J’aimerais commencer en citant une tribune, publiée récemment par Luc Chatel, qui a le mérite de poser les termes du débat : « La disparition de l’industrie automobile européenne ne relève désormais plus de la simple hypothèse. Le processus est engagé, il est en cours. Le feu a pris, et nous regardons ailleurs. La multiplication sans précédent, tout au long de l’année 2024, des annonces de restructuration et de fermeture d’usine partout en Europe, principalement en Allemagne et en France, devrait pourtant sonner comme une alerte. »
Pas moins de 32 000 suppressions de postes ont été comptabilisées par les équipementiers européens sur le seul premier semestre de 2024. Depuis 2019, en France, la filière automobile a perdu 38 000 emplois au cœur du tissu industriel de nos régions. Parallèlement, la Chine, premier producteur mondial depuis 2020, est devenue le premier exportateur mondial à la fin 2022. Les importations chinoises en Europe pèsent désormais un quart du marché européen de l’électrique.
En optant pour le tout-électrique dès 2035, Bruxelles a fait le choix d’une technologie unique dominée par la concurrence venue de la Chine. Certes, l’électrique est une très bonne option, mais on ne peut se limiter à une seule solution technologique.
Face à cette offensive, les constructeurs européens, au premier rang desquels les marques françaises, innovent et investissent comme jamais et ont multiplié les sorties de nouveaux modèles 100 % électriques.
Or, pour la première fois depuis cinq ans, le faible niveau global du marché s’accompagne en 2024 d’une baisse des ventes de véhicules électriques : en Europe, – 6 % en moyenne ; en Allemagne, – 27 % à la suite de la suppression des aides à l’achat ; en France, – 2 % en moyenne sur l’ensemble de l’année et – 18 % sur les six derniers mois de 2024.
En effet, au cours de ce processus, on a oublié le consommateur. On ne décrète pas un basculement technologique et industriel d’une telle ampleur à coups de réglementations. C’est un moment de vérité pour la trajectoire qui s’impose au secteur automobile d’ici à 2035. Pour être au rendez-vous des échéances européennes en 2025, il faudrait que le segment 100 % électrique représente une part de marché de l’ordre de 22 % en Europe.
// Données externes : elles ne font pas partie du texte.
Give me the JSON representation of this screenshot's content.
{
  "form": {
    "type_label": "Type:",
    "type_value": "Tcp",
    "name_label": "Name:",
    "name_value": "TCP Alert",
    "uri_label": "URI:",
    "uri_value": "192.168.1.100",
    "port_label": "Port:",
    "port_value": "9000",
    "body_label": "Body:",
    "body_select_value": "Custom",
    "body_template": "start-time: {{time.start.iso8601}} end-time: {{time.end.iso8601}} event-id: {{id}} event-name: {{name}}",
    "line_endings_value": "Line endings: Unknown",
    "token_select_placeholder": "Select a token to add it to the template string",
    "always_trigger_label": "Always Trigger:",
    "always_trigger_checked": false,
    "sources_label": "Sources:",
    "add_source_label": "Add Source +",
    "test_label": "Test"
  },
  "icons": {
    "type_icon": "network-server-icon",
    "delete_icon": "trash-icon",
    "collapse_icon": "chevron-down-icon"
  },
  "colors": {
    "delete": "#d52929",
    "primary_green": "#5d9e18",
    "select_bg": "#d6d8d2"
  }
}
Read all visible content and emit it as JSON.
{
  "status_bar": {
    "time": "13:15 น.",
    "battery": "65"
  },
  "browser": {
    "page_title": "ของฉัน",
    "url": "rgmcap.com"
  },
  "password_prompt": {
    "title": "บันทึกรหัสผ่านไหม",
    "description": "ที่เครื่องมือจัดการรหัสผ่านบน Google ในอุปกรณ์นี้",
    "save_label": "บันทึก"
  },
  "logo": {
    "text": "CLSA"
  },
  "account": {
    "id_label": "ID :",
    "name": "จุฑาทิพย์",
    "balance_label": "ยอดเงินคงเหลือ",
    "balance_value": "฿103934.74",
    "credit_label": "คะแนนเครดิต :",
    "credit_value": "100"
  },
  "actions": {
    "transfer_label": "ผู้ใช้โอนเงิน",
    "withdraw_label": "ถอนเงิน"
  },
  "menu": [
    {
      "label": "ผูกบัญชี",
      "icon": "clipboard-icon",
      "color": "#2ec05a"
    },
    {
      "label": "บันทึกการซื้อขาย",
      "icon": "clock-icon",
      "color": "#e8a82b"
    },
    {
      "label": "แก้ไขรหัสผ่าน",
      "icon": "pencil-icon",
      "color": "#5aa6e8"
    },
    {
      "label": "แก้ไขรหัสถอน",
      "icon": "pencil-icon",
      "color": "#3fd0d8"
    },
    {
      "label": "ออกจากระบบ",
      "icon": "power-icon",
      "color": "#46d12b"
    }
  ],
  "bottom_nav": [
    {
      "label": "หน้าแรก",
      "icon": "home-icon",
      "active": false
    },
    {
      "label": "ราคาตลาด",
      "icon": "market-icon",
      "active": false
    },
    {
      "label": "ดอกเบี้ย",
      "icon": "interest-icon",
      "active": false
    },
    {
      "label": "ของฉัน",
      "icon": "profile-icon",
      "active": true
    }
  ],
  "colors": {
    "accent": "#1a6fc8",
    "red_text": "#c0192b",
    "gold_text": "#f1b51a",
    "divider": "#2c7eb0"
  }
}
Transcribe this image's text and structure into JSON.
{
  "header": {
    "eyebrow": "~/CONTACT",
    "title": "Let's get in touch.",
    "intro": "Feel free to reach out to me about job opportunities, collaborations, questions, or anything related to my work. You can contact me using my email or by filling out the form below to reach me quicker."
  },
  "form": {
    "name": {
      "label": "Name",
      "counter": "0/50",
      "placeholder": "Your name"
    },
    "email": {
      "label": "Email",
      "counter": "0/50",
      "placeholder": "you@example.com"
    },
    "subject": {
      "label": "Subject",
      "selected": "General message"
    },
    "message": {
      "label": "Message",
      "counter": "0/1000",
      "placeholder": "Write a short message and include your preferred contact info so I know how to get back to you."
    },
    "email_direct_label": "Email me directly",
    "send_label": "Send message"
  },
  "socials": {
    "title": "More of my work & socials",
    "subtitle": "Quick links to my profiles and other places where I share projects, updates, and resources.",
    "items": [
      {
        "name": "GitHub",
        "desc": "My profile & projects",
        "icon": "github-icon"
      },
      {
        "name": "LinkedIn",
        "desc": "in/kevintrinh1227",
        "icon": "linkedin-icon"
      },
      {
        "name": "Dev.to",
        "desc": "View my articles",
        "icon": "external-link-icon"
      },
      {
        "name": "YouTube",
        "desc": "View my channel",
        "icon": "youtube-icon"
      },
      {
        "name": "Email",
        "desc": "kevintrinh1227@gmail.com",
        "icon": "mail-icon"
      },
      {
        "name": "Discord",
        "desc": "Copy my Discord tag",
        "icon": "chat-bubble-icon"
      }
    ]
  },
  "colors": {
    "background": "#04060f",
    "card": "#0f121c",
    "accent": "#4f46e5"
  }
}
Or, fin 2024, il se situait à 13,5 %.
Nous donnons l’alerte depuis plusieurs années et Mario Draghi n’a fait que rappeler l’urgence en soulignant, dans son rapport à la Commission européenne, que « le secteur automobile est l’exemple clé du manque de planification de l’UE [l’Union européenne], appliquant une politique climatique sans politique industrielle ». Au moment où il faudrait se mobiliser vite et fort pour notre filière automobile en soutenant l’innovation, les investissements et les emplois, on se prépare à pénaliser et à taxer les constructeurs.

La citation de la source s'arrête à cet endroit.